Importing PDF's into SQL Database

Posted: Thu Feb 12, 2004 7:05 am
by ewartpm
:? Hi guys

Is it possible, using DataStage, to store a PDF document in a SQL Server database. If it is possible, what stage would I use to do this?

Many Thanks.

Posted: Thu Feb 12, 2004 8:35 am
by kcbland
You DO NOT want to EVER pass blobs, clobs, whatever thru an ETL tool. I hope I'm clear enough on this matter.

You should be passing tokens such as a filename in its place. This means that you don't have to juggle megabytes of data and pass it around. Think about the underlying mechanics of what's going on. You cannot use bulk loaders, you cannot use sequential (text files remember) files. Every byte of data has to pass thru the ETL pipeline. You do not have, and IMHO, should have, the ability to clobs/blobs in the tool.

You're going to have to deal with manually moving this type of data into the database. I would suggest preserving the token (filename) as a distinct column, and then after-load updating the data to move clobs/blobs into the database table.

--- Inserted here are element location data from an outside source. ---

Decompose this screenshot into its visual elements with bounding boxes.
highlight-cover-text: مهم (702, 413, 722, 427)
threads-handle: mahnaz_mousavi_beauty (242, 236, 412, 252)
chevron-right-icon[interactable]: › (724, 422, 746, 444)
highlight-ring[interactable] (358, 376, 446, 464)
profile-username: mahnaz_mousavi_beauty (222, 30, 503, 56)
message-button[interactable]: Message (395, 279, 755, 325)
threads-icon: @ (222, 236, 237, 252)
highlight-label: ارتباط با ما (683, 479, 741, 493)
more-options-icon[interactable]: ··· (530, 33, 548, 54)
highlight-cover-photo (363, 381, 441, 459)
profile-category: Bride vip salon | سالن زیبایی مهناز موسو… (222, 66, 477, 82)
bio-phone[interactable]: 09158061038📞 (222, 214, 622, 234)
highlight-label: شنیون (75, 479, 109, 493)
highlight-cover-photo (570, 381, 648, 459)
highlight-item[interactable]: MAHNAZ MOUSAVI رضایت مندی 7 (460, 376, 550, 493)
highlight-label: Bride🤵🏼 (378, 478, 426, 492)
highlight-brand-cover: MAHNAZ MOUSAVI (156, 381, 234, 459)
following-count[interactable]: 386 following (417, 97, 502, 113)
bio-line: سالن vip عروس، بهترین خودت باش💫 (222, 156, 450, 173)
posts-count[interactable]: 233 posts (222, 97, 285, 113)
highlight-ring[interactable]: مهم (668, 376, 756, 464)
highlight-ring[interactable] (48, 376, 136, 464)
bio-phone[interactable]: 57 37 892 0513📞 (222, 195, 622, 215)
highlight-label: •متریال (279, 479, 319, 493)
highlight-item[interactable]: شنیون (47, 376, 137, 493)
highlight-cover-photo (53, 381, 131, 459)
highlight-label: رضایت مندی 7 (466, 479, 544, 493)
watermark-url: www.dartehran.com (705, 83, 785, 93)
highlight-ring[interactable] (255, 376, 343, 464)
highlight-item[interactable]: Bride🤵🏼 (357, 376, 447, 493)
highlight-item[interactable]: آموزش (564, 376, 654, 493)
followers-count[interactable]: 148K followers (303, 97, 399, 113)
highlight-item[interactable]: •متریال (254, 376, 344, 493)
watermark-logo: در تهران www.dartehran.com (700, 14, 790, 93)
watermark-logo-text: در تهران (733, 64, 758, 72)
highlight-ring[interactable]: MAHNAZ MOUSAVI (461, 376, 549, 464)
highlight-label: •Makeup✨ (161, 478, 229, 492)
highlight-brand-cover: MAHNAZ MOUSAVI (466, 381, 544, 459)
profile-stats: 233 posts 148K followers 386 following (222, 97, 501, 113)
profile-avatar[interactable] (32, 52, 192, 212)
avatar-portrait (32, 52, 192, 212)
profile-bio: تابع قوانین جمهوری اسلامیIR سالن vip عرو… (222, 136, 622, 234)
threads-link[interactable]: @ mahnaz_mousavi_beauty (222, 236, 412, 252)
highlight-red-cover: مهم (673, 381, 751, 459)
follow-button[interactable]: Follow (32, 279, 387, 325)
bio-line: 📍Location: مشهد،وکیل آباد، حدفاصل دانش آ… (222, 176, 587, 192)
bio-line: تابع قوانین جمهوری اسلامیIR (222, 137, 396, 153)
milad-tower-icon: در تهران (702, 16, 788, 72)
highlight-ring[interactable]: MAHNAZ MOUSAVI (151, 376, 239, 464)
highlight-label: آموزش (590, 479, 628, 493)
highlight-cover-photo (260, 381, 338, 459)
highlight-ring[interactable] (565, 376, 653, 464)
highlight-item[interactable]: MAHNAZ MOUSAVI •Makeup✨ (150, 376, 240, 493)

Posted: Thu Feb 12, 2004 3:20 pm
by ray.wurlod
I second Ken's remarks. :idea:

If you must do it, pre-encode it with something that converts it to a text-compatible encoding, use Sequential File stages, don't attempt to transform it, and decode the resulting text file prior to bulk loading into SQL Server. Yuk.

Posted: Thu Feb 12, 2004 6:34 pm
by vmcburney
SQL Server has the ntext field which can accept text with up to 2 ^ 30 - 1 characters, which is just over 1 billion for those of you who, like me, can't compute those numbers in our heads. This should be sufficient if you want to encode your PDF files into a text stream. Something you can do quite easily in .Net. It's a pretty common technique when you want to stick a binary file, such as a PDF, into an XML object.

You have also got the BLOB data type but again you need something external to the ETL tool to read and write the BLOB. Have a look at this Microsoft support article on using .Net to do this:
http://support.microsoft.com/?id=326502

You can also leave your PDFs on the filesystem and put a link to them in the SQL Server database. This is the easiest approach but you've got issues with security and access.

Posted: Fri Feb 13, 2004 6:45 am
by ewartpm
Thanks guys, for the comments, it's much appreciated. I think I will go with the 'link' option and then take it from there.